With MCMC, depending on application, it seems risky to just toss out the NaN/inf results. I'd guess these numerical issues are more likely to occur in certain regions of the state space you're sampling from, so your resulting sample could end up a bit biased. In some cases the bias may be small or otherwise unimportant, so the speed-up and simpler code of filtering NaN/inf results is worth it, but in other cases (like when the MCMC samples feed into some chain of downstream computations) the bias may have sneaky insidious effects.
I didn't think deeply about this back then since my parameter estimates where close/better than the literature I compared to, but now I'm interested in checking the distribution of those NaN/inf. If I recall correctly they were uniformly distributed throughout an adaptive phase.
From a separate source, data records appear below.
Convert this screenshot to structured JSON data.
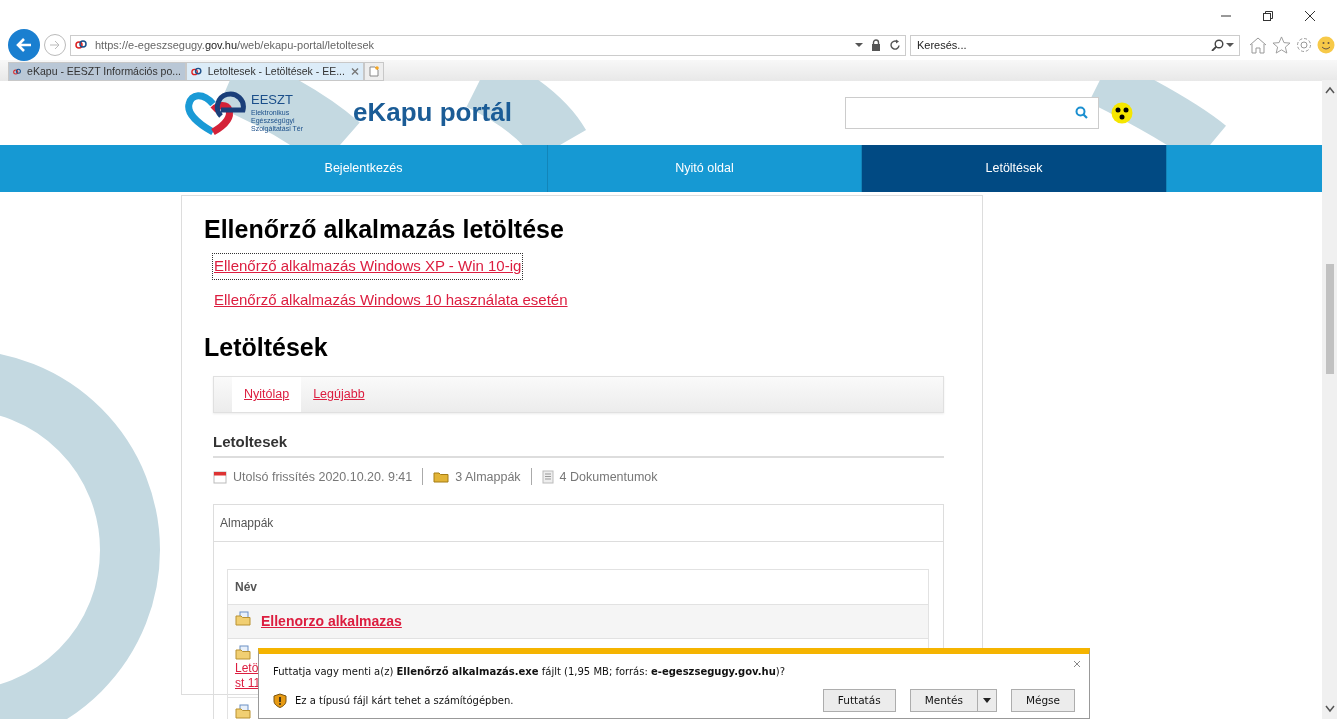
{
  "browser": {
    "url": "https://e-egeszsegugy.**gov.hu**/web/ekapu-portal/letoltesek",
    "search": {
      "placeholder": "Keresés..."
    },
    "tabs": [
      {
        "label": "eKapu - EESZT Információs po...",
        "selected": false
      },
      {
        "label": "Letoltesek - Letöltések - EE...",
        "selected": true
      }
    ]
  },
  "header": {
    "logo": {
      "name": "EESZT",
      "lines": [
        "Elektronikus",
        "Egészségügyi",
        "Szolgáltatási Tér"
      ]
    },
    "title": "eKapu portál"
  },
  "nav": [
    {
      "label": "Bejelentkezés",
      "selected": false
    },
    {
      "label": "Nyitó oldal",
      "selected": false
    },
    {
      "label": "Letöltések",
      "selected": true
    }
  ],
  "content": {
    "heading": "Ellenőrző alkalmazás letöltése",
    "links": [
      {
        "label": "Ellenőrző alkalmazás Windows XP - Win 10-ig",
        "focused": true
      },
      {
        "label": "Ellenőrző alkalmazás Windows 10 használata esetén",
        "focused": false
      }
    ],
    "downloads_heading": "Letöltések",
    "tabs": [
      {
        "label": "Nyitólap",
        "selected": true
      },
      {
        "label": "Legújabb",
        "selected": false
      }
    ],
    "folder_title": "Letoltesek",
    "meta": [
      {
        "kind": "calendar",
        "text": "Utolsó frissítés 2020.10.20. 9:41"
      },
      {
        "kind": "folder",
        "text": "3 Almappák"
      },
      {
        "kind": "document",
        "text": "4 Dokumentumok"
      }
    ],
    "panel_title": "Almappák",
    "table": {
      "columns": [
        "Név"
      ],
      "rows": [
        {
          "kind": "folder",
          "title": "Ellenorzo alkalmazas"
        },
        {
          "kind": "folder",
          "lines": [
            "Letö",
            "st 11"
          ]
        },
        {
          "kind": "folder"
        }
      ]
    }
  },
  "notification": {
    "message": "Futtatja vagy menti a(z) **Ellenőrző alkalmazás.exe** fájlt (1,95 MB; forrás: **e-egeszsegugy.gov.hu**)?",
    "warning": "Ez a típusú fájl kárt tehet a számítógépben.",
    "buttons": [
      {
        "kind": "plain",
        "label": "Futtatás"
      },
      {
        "kind": "split",
        "label": "Mentés"
      },
      {
        "kind": "plain",
        "label": "Mégse"
      }
    ]
  }
}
When people talk about AI taking over the world, a funny image pops up in my head where a robot is trying to enter a frying pan. When you ask it why it's doing that, it says "because I feel like [NaN, NaN, 2.45e24, NaN]", which is a perfectly valid reason.

I'm not at all caught up with the this side of ML but my first instinct is that faulty weights would lead to interpretability issues. The numbers represented by NaN/Inf vastly outnumber the ones within precision range, so interpreting them is much more of a guess.